Together they gathered historical, social, and ecological data on 583 societies. To obtain sociological information, the team searched the Ethnographic Atlas — an electronic database of more than a thousand societies from the 20th century. Notably, the researchers used high-resolution global datasets for variables such as plant growth, precipitation, and temperature, instead of relying on rough ecological estimates in the manner of previous research studies. The worked hard to gather and assemble facts on agricultural practices, animal husbandry, and the presence of religious beliefs, among other characteristics.
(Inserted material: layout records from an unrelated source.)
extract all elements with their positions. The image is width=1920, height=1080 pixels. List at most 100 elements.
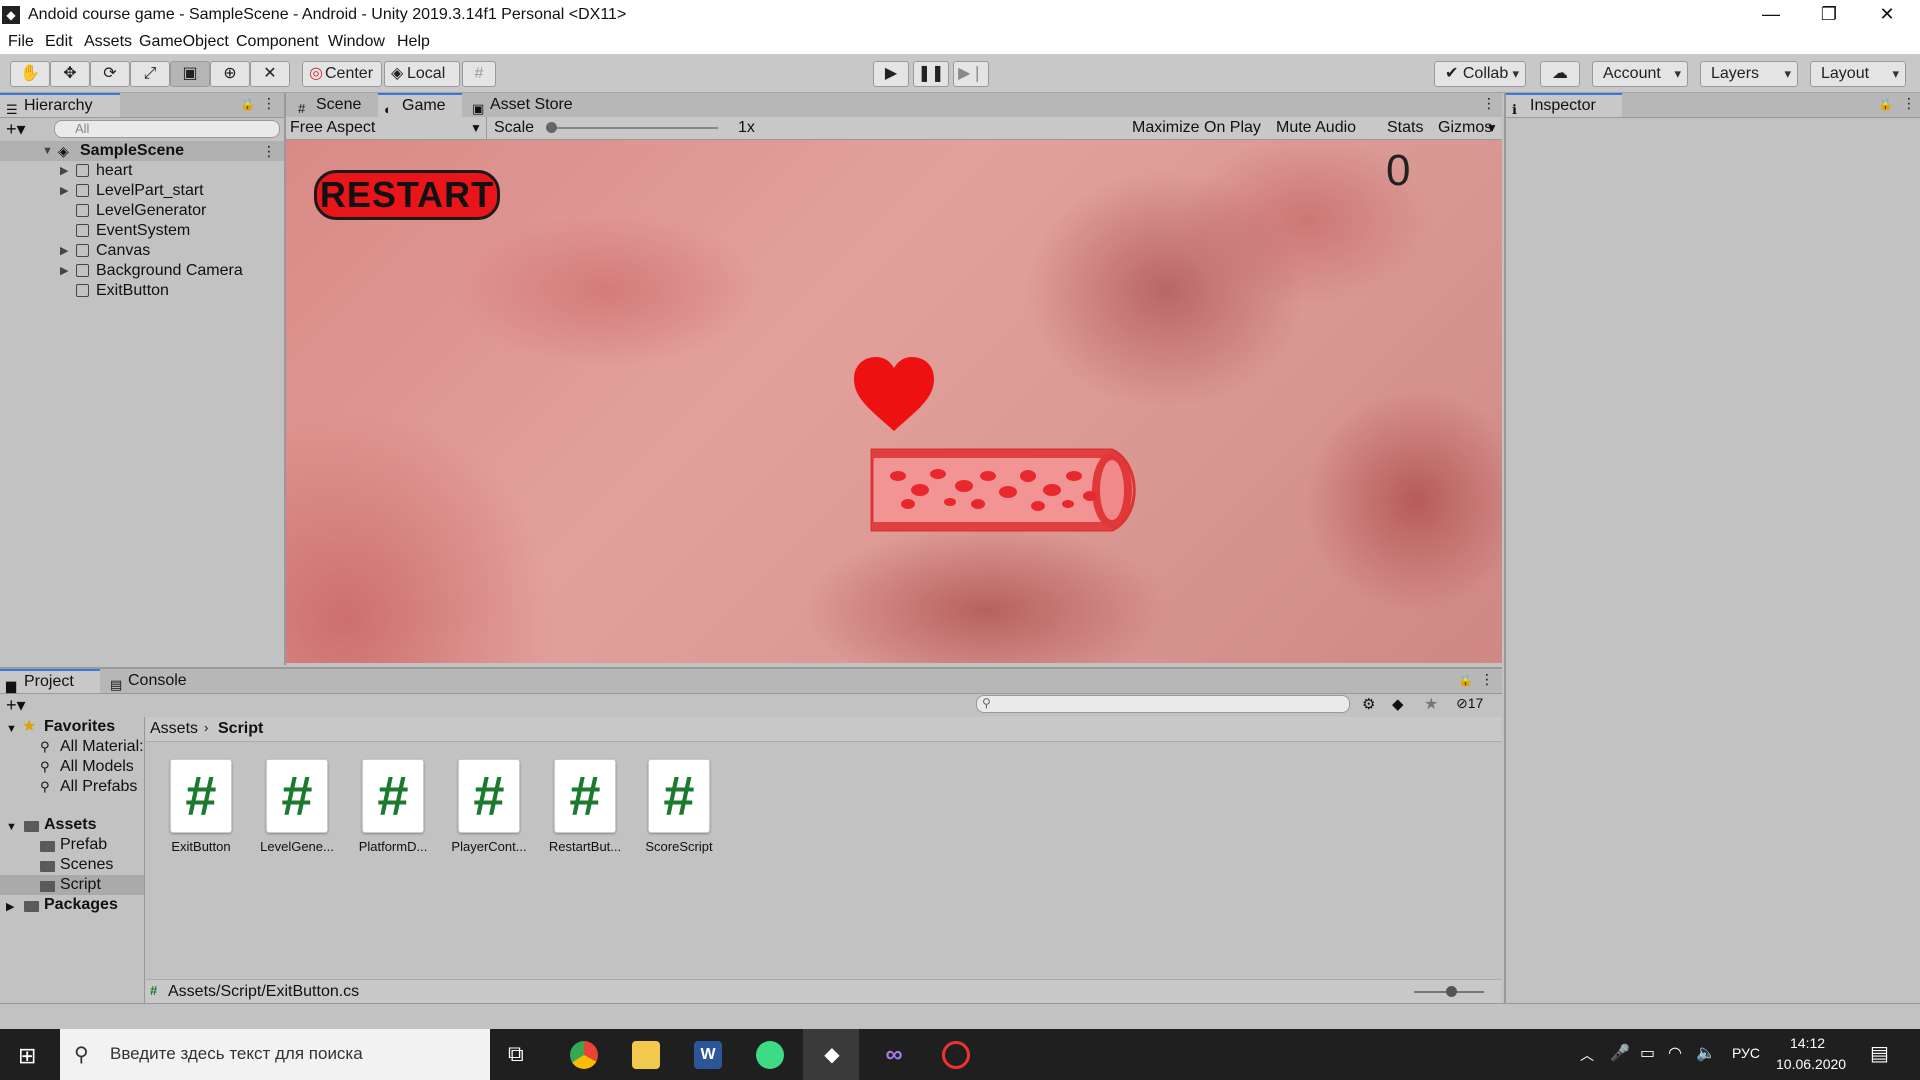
- unity-taskbar-icon[interactable]: ◆: [818, 1041, 846, 1069]
- wifi-icon[interactable]: ◠: [1668, 1043, 1682, 1063]
- menu-edit[interactable]: Edit: [45, 33, 73, 51]
- cloud-icon[interactable]: ☁: [1540, 61, 1580, 87]
- aspect-chevron-icon[interactable]: ▼: [470, 121, 482, 135]
- expand-arrow-icon[interactable]: ▶: [60, 181, 68, 201]
- pivot-center-button[interactable]: ◎ Center: [302, 61, 382, 87]
- packages-folder[interactable]: Packages: [44, 895, 118, 915]
- favorite-item[interactable]: All Prefabs: [60, 777, 137, 797]
- layout-dropdown[interactable]: Layout: [1810, 61, 1906, 87]
- favorites-label[interactable]: Favorites: [44, 717, 115, 737]
- asset-file[interactable]: # PlatformD...: [348, 759, 438, 854]
- expand-arrow-icon[interactable]: ▶: [6, 897, 14, 917]
- favorite-item[interactable]: All Models: [60, 757, 134, 777]
- folder-script[interactable]: Script: [60, 875, 101, 895]
- tab-inspector[interactable]: ℹ Inspector: [1506, 93, 1622, 117]
- create-plus-icon[interactable]: +▾: [6, 119, 26, 140]
- hierarchy-item[interactable]: ▶ Background Camera: [0, 261, 284, 281]
- hierarchy-item[interactable]: ExitButton: [0, 281, 284, 301]
- folder-scenes[interactable]: Scenes: [60, 855, 113, 875]
- scale-slider-track[interactable]: [548, 127, 718, 129]
- scale-tool-icon[interactable]: ⤢: [130, 61, 170, 87]
- lock-icon[interactable]: 🔒: [240, 97, 255, 111]
- play-button[interactable]: ▶: [873, 61, 909, 87]
- custom-tool-icon[interactable]: ✕: [250, 61, 290, 87]
- hierarchy-item[interactable]: EventSystem: [0, 221, 284, 241]
- transform-tool-icon[interactable]: ⊕: [210, 61, 250, 87]
- screen-recorder-icon[interactable]: [942, 1041, 970, 1069]
- hierarchy-item[interactable]: ▶ Canvas: [0, 241, 284, 261]
- tab-game[interactable]: ◐ Game: [378, 93, 462, 117]
- lock-icon[interactable]: 🔒: [1878, 97, 1893, 111]
- create-plus-icon[interactable]: +▾: [6, 695, 26, 716]
- hierarchy-item[interactable]: LevelGenerator: [0, 201, 284, 221]
- expand-arrow-icon[interactable]: ▼: [6, 719, 17, 739]
- collab-dropdown[interactable]: ✔ Collab: [1434, 61, 1526, 87]
- chevron-up-icon[interactable]: ︿: [1580, 1045, 1594, 1065]
- maximize-on-play-toggle[interactable]: Maximize On Play: [1132, 119, 1261, 137]
- clock-time[interactable]: 14:12: [1790, 1035, 1825, 1051]
- expand-arrow-icon[interactable]: ▶: [60, 161, 68, 181]
- asset-file[interactable]: # LevelGene...: [252, 759, 342, 854]
- restart-button[interactable]: RESTART: [314, 170, 500, 220]
- icon-size-slider-thumb[interactable]: [1446, 986, 1457, 997]
- expand-arrow-icon[interactable]: ▶: [60, 241, 68, 261]
- pivot-local-button[interactable]: ◈ Local: [384, 61, 460, 87]
- kebab-menu-icon[interactable]: ⋮: [262, 95, 276, 112]
- clock-date[interactable]: 10.06.2020: [1776, 1056, 1846, 1072]
- folder-prefab[interactable]: Prefab: [60, 835, 107, 855]
- battery-icon[interactable]: ▭: [1640, 1043, 1655, 1063]
- windows-start-icon[interactable]: ⊞: [18, 1043, 36, 1069]
- kebab-menu-icon[interactable]: ⋮: [1902, 95, 1916, 112]
- grid-snap-icon[interactable]: #: [462, 61, 496, 87]
- menu-gameobject[interactable]: GameObject: [139, 33, 229, 51]
- hierarchy-item[interactable]: ▶ heart: [0, 161, 284, 181]
- move-tool-icon[interactable]: ✥: [50, 61, 90, 87]
- file-explorer-icon[interactable]: [632, 1041, 660, 1069]
- aspect-dropdown[interactable]: Free Aspect: [290, 119, 375, 137]
- scene-row[interactable]: ▼ ◈ SampleScene ⋮: [0, 141, 284, 161]
- mute-audio-toggle[interactable]: Mute Audio: [1276, 119, 1356, 137]
- scale-slider-thumb[interactable]: [546, 122, 557, 133]
- kebab-menu-icon[interactable]: ⋮: [1482, 95, 1496, 112]
- asset-file[interactable]: # ScoreScript: [634, 759, 724, 854]
- menu-component[interactable]: Component: [236, 33, 319, 51]
- assets-folder[interactable]: Assets: [44, 815, 96, 835]
- asset-file[interactable]: # RestartBut...: [540, 759, 630, 854]
- restore-button[interactable]: ❐: [1800, 0, 1858, 30]
- expand-arrow-icon[interactable]: ▼: [6, 817, 17, 837]
- rect-tool-icon[interactable]: ▣: [170, 61, 210, 87]
- rotate-tool-icon[interactable]: ⟳: [90, 61, 130, 87]
- word-icon[interactable]: W: [694, 1041, 722, 1069]
- volume-icon[interactable]: 🔈: [1696, 1043, 1716, 1063]
- gizmos-chevron-icon[interactable]: ▼: [1486, 121, 1498, 135]
- expand-arrow-icon[interactable]: ▶: [60, 261, 68, 281]
- tab-hierarchy[interactable]: ☰ Hierarchy: [0, 93, 120, 117]
- menu-file[interactable]: File: [8, 33, 34, 51]
- hierarchy-search-input[interactable]: All: [54, 120, 280, 138]
- chrome-icon[interactable]: [570, 1041, 598, 1069]
- taskbar-search-box[interactable]: ⚲ Введите здесь текст для поиска: [60, 1029, 490, 1080]
- expand-arrow-icon[interactable]: ▼: [42, 141, 53, 161]
- hand-tool-icon[interactable]: ✋: [10, 61, 50, 87]
- hierarchy-item[interactable]: ▶ LevelPart_start: [0, 181, 284, 201]
- asset-file[interactable]: # ExitButton: [156, 759, 246, 854]
- input-language[interactable]: РУС: [1732, 1045, 1760, 1061]
- menu-help[interactable]: Help: [397, 33, 430, 51]
- tab-asset-store[interactable]: ▣ Asset Store: [466, 93, 586, 117]
- scene-menu-icon[interactable]: ⋮: [262, 141, 276, 161]
- android-studio-icon[interactable]: [756, 1041, 784, 1069]
- microphone-icon[interactable]: 🎤: [1610, 1043, 1630, 1063]
- menu-assets[interactable]: Assets: [84, 33, 132, 51]
- stats-toggle[interactable]: Stats: [1387, 119, 1423, 137]
- game-canvas[interactable]: RESTART 0: [286, 140, 1502, 663]
- tab-project[interactable]: ▆ Project: [0, 669, 100, 693]
- close-button[interactable]: ✕: [1858, 0, 1916, 30]
- layers-dropdown[interactable]: Layers: [1700, 61, 1798, 87]
- minimize-button[interactable]: —: [1742, 0, 1800, 30]
- tab-scene[interactable]: # Scene: [292, 93, 378, 117]
- favorite-item[interactable]: All Material:: [60, 737, 144, 757]
- step-button[interactable]: ▶❘: [953, 61, 989, 87]
- pause-button[interactable]: ❚❚: [913, 61, 949, 87]
- asset-file[interactable]: # PlayerCont...: [444, 759, 534, 854]
- menu-window[interactable]: Window: [328, 33, 385, 51]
After collecting the raw data, the team next conducted a systematic analysis. Soon they discovered the global distribution of beliefs in moralizing, high gods could be explained by the combined effects of spatial proximity, political complexity, ecology, animal husbandry, agriculture, and language origin. The researchers' resulting model, which is unprecedented in terms of scope, methodology, and data access, "has a really great ability to predict whether a society believes in a moralizing high god," according to Botero. In fact, the model predicts the global distribution of beliefs in moralizing high gods with an accuracy rate of 91 percent.

“The overall picture is that these beliefs are ultimately shaped by a combination of historical, ecological, and social factors,” Botero said. Interestingly, after plotting the ethnographic data for religious societies, Botero found their distribution to be similar to a global map of cooperative breeding in birds.

Belief in God This figure illustrates the distribution of societies that believe in moralizing, high gods (blue) and those that do not (red). Light gray shading indicates lower potential for plant growth with the darker areas signifying high potential. Carlos Botero

Cooperative breeding, which occurs in about three percent (or nearly 300 species) of birds, is communal rearing — when birds other than just the mother or father feed and protect their young. “It has been clear for a while that cooperation among animals tends to occur in environments that are more variable and unpredictable,” Botero told Medical Daily.

Apparently, humans may follow similar behavior patterns if their adoption of religious beliefs is taken as evidence of greater cooperation. "When life is tough or when it's uncertain, people believe in big gods," Gray said.